First the region would be a mixture of Eastern Orthodox, Catholic, and Oriental Orthodox like the Egyptian Copts and the Assyrian Church of the East. Oriental Orthodox probably would have kept the momentum they had before Islam and would have legitimate shots at converting much of India and China. The mindset of Oriental Orthodox would indeed be counter to the West in that they would negatively see both Roman and Constantinople as those who opposed them during the early days of Christianity. Religion would be even more political with joining the Eastern Orthodox or keeping communion with Rome being even more political than it is today.
Secondly, the Eastern Orthodox would not be so anti-West if Islam was had not arrived. The Eastern Orthodox Church actually reunited with Rome before the fall of Constantinople. After the Turks seized the city they had the new patriarch withdraw from the union. The Muslim Turks kept the Eastern Orthodox separate and rivals of the Western Church (A joke goes: “Q: If Catholics and Eastern Orthodox are so similar in dogma why do Protestants not claim the Patriarch is the anti-Christ? A: Because the anti-Christ has better things to do than listen to the Sultan for 500 years.”). Religious struggles would be present in a world without Islam but the playing field would be completely different.
Thirdly the essay states “what were the Crusades if not a Western adventure driven primarily by political, social, and economic needs? The banner of Christianity was little more than a potent symbol.” Byzantine Emperors Michael VII and Alexius I Comnenus, Pope Urban II, and the peasants of the People’s Crusade disagree. Urban II whole justification was the plea of the Byzantines’ who cited Muslims destroying Christian communities. Western Christians first started caring about the Muslim ruled Holy Land not when it economically suited them but when Fatimid caliph, al-Hakim bi-Amr Allah, ordered the Church of the Holy Sepulcher destroyed in 1009. The essay then brings up the Fourth Crusade as premanetly damaging Eastern Orthodox-Catholic relations. Without Islam there would not have been a Fourth Crusade.
The political makeup of the Middle East would be different in a world without Islam. The Muslim goal was to rebuild the world according to their divine revelations. That included disposing with old political, economic, and cultural systems. Muslims were the only group to dispose of the Roman-base system once the Romans or their direct descendants lost control. The Roman-based systems and legal setups would probably be found in the Middle East today and maybe spread as Christianity did. This could mean either a greater respect for human rights but could also leave the door open for dictators who would abuse the power structure for their own benefit like Mussolini or Hitler.
(Side note: If Constantinople had not fallen Moscow could have never of claimed to be the Third Rome. This claim and prestiage help Moscow become a major power.)

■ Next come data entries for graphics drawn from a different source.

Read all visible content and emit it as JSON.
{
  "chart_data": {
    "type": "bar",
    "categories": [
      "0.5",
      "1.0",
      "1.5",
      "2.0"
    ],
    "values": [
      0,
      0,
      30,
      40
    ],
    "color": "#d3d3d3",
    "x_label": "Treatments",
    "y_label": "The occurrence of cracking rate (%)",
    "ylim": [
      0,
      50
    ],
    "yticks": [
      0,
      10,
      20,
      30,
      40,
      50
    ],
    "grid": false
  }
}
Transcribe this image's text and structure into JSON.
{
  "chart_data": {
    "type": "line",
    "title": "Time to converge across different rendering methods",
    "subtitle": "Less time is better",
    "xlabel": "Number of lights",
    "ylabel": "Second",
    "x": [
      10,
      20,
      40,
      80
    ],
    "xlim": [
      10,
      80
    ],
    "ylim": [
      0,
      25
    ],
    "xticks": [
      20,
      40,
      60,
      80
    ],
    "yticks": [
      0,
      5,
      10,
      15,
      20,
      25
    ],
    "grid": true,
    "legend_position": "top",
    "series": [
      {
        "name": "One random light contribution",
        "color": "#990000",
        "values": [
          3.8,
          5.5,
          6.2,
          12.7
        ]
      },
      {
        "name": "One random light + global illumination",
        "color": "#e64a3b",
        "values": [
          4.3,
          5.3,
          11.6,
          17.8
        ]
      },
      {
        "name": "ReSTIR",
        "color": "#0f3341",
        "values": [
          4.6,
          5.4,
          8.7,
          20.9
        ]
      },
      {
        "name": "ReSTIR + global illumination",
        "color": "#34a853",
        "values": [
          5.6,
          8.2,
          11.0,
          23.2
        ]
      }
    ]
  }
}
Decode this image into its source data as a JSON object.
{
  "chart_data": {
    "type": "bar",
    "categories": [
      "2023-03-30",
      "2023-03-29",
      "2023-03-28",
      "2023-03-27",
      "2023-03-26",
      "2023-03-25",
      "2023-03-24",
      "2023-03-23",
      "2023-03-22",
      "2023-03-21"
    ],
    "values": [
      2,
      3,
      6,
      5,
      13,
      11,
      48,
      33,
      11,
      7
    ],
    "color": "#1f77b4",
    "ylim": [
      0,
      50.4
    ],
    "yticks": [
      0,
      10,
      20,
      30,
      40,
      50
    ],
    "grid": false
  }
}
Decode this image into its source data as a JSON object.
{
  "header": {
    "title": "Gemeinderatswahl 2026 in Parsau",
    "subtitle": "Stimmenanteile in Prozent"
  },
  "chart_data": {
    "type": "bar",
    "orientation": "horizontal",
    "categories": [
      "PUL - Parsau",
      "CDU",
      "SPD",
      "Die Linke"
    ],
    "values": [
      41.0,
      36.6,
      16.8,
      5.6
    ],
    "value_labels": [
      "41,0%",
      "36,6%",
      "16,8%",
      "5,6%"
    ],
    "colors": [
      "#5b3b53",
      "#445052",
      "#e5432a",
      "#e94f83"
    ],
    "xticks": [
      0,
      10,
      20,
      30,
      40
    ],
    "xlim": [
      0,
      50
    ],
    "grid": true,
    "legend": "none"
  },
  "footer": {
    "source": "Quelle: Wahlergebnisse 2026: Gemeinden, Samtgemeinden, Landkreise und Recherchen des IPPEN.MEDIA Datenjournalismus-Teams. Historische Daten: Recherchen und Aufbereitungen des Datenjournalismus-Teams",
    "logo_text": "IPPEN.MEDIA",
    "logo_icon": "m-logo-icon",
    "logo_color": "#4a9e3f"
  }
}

The last flaw with the essay is that it assumes only Europe would rise in a world without Islam. The essay states that a Christian Middle East would oppose European colonialism just how all other regions of the world did. But this assumes that only Europe would make “the great leap” forward which spurred the Ages of Exploration, Conquest, and Imperialism. With all of Europe, the Middle East, North Africa, and perhaps more in the relatively same cultural sphere, the Renaissance and Age of Reason may have spread throughout the Middle East and elsewhere. The Muslim world we know would not be stuck in the slow decline it has been in for the last 500 years but instead it may have rapidly advanced just like Western Europe did. The Middle East and elsewhere may have shifted its glances in other directions like further south around Africa and maybe even the Americas. The great mercenary explorers of Italy may have guided Christian Indian fleets to Australia, Arab fleets around the Cape of Good Hope, and even African Vandal fleets to Brazil. Who knows. This is a double-edge sword. With so much competition and conflicting thoughts in the same realm, English individualism and Protestant freedom (both of which heavily influence America and the free world today) may not have been able to succeed.
Mr. Fuller is right when he writes the world would not be a peaceful utopia if Islam had not existed. There would still be religious violence and most residence of the current Muslim world would still be peaceful and friendly people like everyone else. The world would not be just like it was; however, it would be radically different. For either good or ill.